I see what you are doing. I don't see how your approach makes enough progress against the problems of state space explosion and unpredictable context switching.

I did discover ReproducibleTestingOfMonitors, a 1978 paper by PerBrinchHansen?, though it doesn't show me how to create a test that exposes the bug in the challenge code.

-- TomCargill

When writing UnitTests, you try to cover as many possibilities as you can think of going wrong. You test the entire public interface of an object. You test some of the interactions between groups of objects. And then you let the AcceptanceTests do the rest. And when the AcceptanceTests, or even someone else on your team finds a bug you add another test or two. You do the best job you can initially, but you stay open to the possibility that you may find more bugs later. A suite of UnitTests needs to mature over time like a fine wine.

In this instance, I don't know that I would address the entire set of possibilities. I suspect that there is diminishing return on time invested. A few well chosen examples will suffice. I would test normal operation and boundary conditions. It also helps to keep things very simple to avoid the explosion in possible tests to write. KentBeck once advised me to write about 2 lines of test code for every line of actual code. (Ron, is 2 to 1 what Kent says these days?) You can test a whole lot of stuff with double the code, but you can't test code that is too complex or has not been designed to be testable.

In this case we wrote a whole lot more than twice the code. But probably we have redundant tests that could be pruned back a bit. I tested more than the public interface in the first test and should not have. And the second test is duplicated. So we could remove 2 out of the 7 tests and still feel sure that this code still runs correctly if we score 100%. -- DonWells

You are showing me tests that do not expose the bug. That only reinforces my belief that concurrent code is hard to test, and therefore hard to refactor at an extreme rate. What I need to see is one test that does expose the bug. Telling me how you would normally test sequential code is moot unless that same process yields effective concurrent tests as well. -- TomCargill

I was going to say that XP would have trouble in a concurrent program environment, because RegressionTests are so necessary. However, after reading the discussion, and rereading Tom's original question, my thoughts are different.

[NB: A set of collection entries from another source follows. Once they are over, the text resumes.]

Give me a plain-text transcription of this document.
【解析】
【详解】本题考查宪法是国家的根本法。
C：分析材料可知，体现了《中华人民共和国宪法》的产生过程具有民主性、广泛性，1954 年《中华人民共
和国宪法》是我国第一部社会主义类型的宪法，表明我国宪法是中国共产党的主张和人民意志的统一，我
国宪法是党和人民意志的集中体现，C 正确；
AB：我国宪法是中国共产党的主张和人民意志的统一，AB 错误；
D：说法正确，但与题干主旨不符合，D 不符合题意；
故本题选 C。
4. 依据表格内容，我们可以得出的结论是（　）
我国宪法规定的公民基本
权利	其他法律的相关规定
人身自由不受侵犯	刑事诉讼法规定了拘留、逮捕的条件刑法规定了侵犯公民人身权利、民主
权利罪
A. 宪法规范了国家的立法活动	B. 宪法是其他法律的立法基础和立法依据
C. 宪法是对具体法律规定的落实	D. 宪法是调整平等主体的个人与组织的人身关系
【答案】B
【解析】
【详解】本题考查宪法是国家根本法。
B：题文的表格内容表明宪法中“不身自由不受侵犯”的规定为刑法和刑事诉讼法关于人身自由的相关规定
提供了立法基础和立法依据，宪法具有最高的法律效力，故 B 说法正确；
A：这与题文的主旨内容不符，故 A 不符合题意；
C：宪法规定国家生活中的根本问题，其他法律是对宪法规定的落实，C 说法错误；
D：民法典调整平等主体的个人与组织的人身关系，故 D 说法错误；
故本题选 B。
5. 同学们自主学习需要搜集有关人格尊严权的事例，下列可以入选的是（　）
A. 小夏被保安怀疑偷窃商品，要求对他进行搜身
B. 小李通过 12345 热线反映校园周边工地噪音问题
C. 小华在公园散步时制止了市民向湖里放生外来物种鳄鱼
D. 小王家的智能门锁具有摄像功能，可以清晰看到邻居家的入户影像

The question is - suppose you were using XP, and had this sort of code to write. Would you drop XP tactics? I wrote, on DesignBeforeCoding and ProgramYourWayOut, that sometimes you have to think before you type. I think this is one of those times. Then, having thought, you implement the smallest concurrent fragment you need, and develop test cases as best you can. At this moment, XP looks similar to many development methods, but different from some in that it explicitly recommends making a small chunk of code work early. After that moment, I would agree with Tom that you will not want to go in and change that code on every whim. When you do decide you need to upgrade it, you would go in with the same care as when you first typed it in.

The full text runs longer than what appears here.